ALEXANDRIA, La. (BP)–Razor wire in neatly stacked rows welcomes guests and inmates alike to the Louisiana State Penitentiary at Angola. Guests wait at the entrance until an unseen guard — somewhere inside the building — observes you through a closed-circuit camera.
Next, a buzzer sounds and you hear the raspy scrape of a lock turning. You enter the first section, close the gate and wait for the scenario to play out again before walking to the entrance of the locked brick building.
This is the prison’s death row.
Inside the building, there is a central control room with cellblocks feeding outward in every direction. Every leg of the cellblock has a thick, locked, steel door at its entrance. The metallic clanging of doors and cells reverberating through the halls is a constant reminder to the men of their isolation.
Apart from legal intervention, the inmates on death row are going nowhere else in this life but the graveyard. Most have lost contact with family members, even if they’ve been on death row for only a few years. It is a place of separation and judgment.
There is no air conditioning in each cellblock — only fans to circulate the humid, hot, south Louisiana swamp air. Death row is a place of constant tension and punishment for those found guilty of the most heinous of crimes.
Walking down death row, you see that some men are asleep, while others — wearing headphones — are watching televisions that are mounted on exterior hallway walls. The prisoners leave their cells for two hours a day — one hour of human interaction with the 16 or so men on their cellblock and another hour in a highly secure outdoor facility. The inmates spend the other 22 hours of the day in isolation.

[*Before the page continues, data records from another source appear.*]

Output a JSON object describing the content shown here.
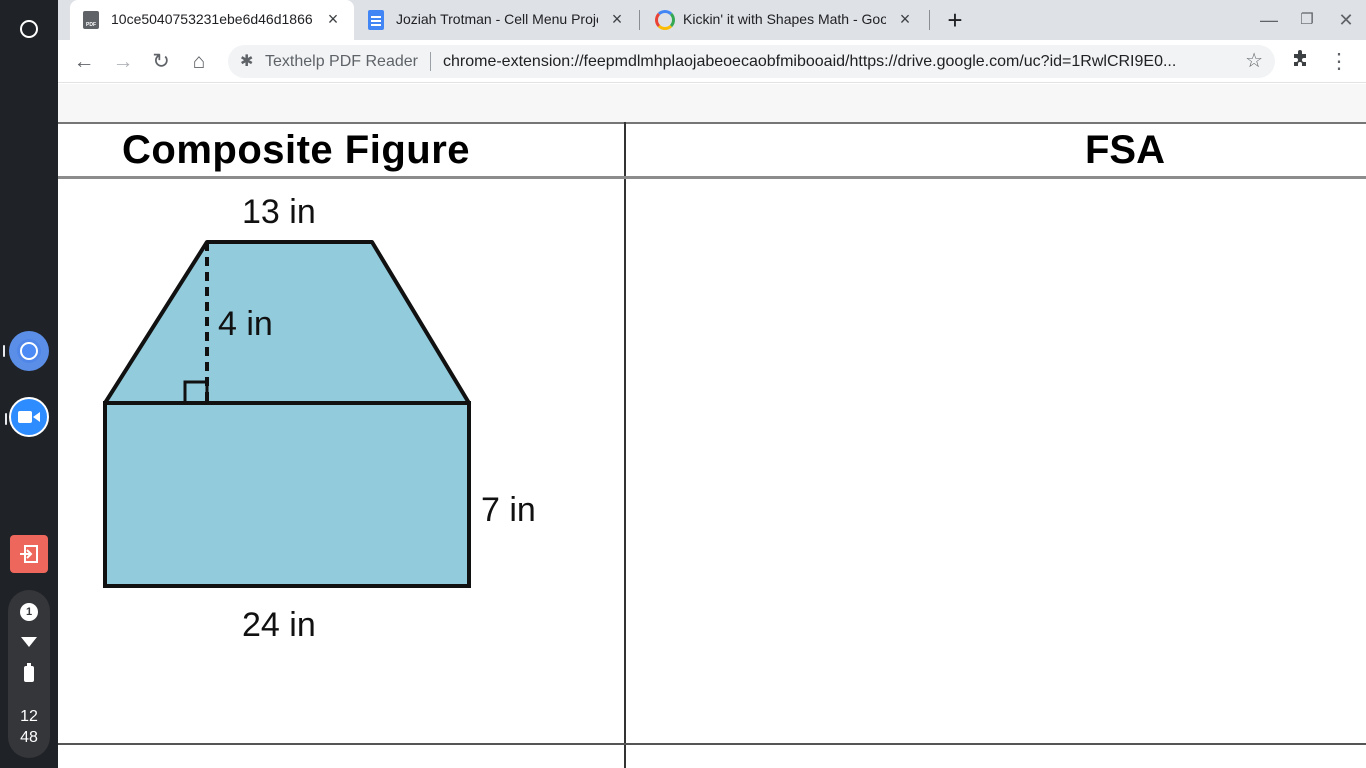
{
  "tabs": [
    {
      "title": "10ce5040753231ebe6d46d1866",
      "favicon": "pdf-icon",
      "active": true
    },
    {
      "title": "Joziah Trotman - Cell Menu Proje",
      "favicon": "docs-icon",
      "active": false
    },
    {
      "title": "Kickin' it with Shapes Math - Goo",
      "favicon": "google-icon",
      "active": false
    }
  ],
  "omnibox": {
    "extension_name": "Texthelp PDF Reader",
    "url": "chrome-extension://feepmdlmhplaojabeoecaobfmibooaid/https://drive.google.com/uc?id=1RwlCRI9E0..."
  },
  "pdf_favicon_label": "PDF",
  "document": {
    "col_left_header": "Composite Figure",
    "col_right_header": "FSA",
    "figure": {
      "top_label": "13 in",
      "height_label": "4 in",
      "side_label": "7 in",
      "bottom_label": "24 in",
      "fill_color": "#91cbdc"
    }
  },
  "tray": {
    "notification_count": "1",
    "clock_hour": "12",
    "clock_minute": "48"
  }
}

Never have I been to a place where the stark difference between eternal life and eternal death is so evident. For those who have surrendered their lives to Jesus, there is joy and peace. For those who do not know Jesus, there is only the hope of an earthly judge overturning their sentence.
One of the new Christians I met was baptized in the walkway in front of his cell. As he shared about his new life in Christ, he sounded like an evangelist. The Word of God fell easily from his lips as he overflowed with the Truth so fresh and new to him. God had radically changed him, and he was desperately trying to express his love for Christ. Jesus set him free — even though the prison system will hold him captive until his execution or natural death.
The contrast of those who know Jesus and those who don’t is overwhelming. Without Jesus, there is spiritual darkness, disease and death. With Jesus, there is freedom, hope, joy and an excitement about how God will use their remaining days for His glory.
The Bible says we are all under a death sentence apart from the Christ, whether we are incarcerated or not. Jesus explained to Nicodemus why people are under this sentence (John 3:17-21). First, we are found guilty because we do not believe in Jesus. Second, we are guilty because we love the darkness; our deeds are evil. Finally, we are guilty because we hate the Light — meaning Jesus.
Jesus described the difference in the lives of those who love Him versus those who do not. Those who are evil hate the Light because Jesus will expose their deeds for what they are. The people who love Jesus run to the Light so the Father can be glorified and exposed as the one who changed the deeds of a sinner into the deeds of a saint. The change is magnificent.
Angola is home to men who are radically saved and men who are radically lost. I pray the people of God on the “outside” will reflect the transforming power of the cross with the same intensity and fervor as the people of God found inside the corridors of death row. No matter where you reside, when Jesus changes you, the contrast is dramatic.
Keith Manuel is an evangelism associate on the Louisiana Baptist Convention’s evangelism & church growth team.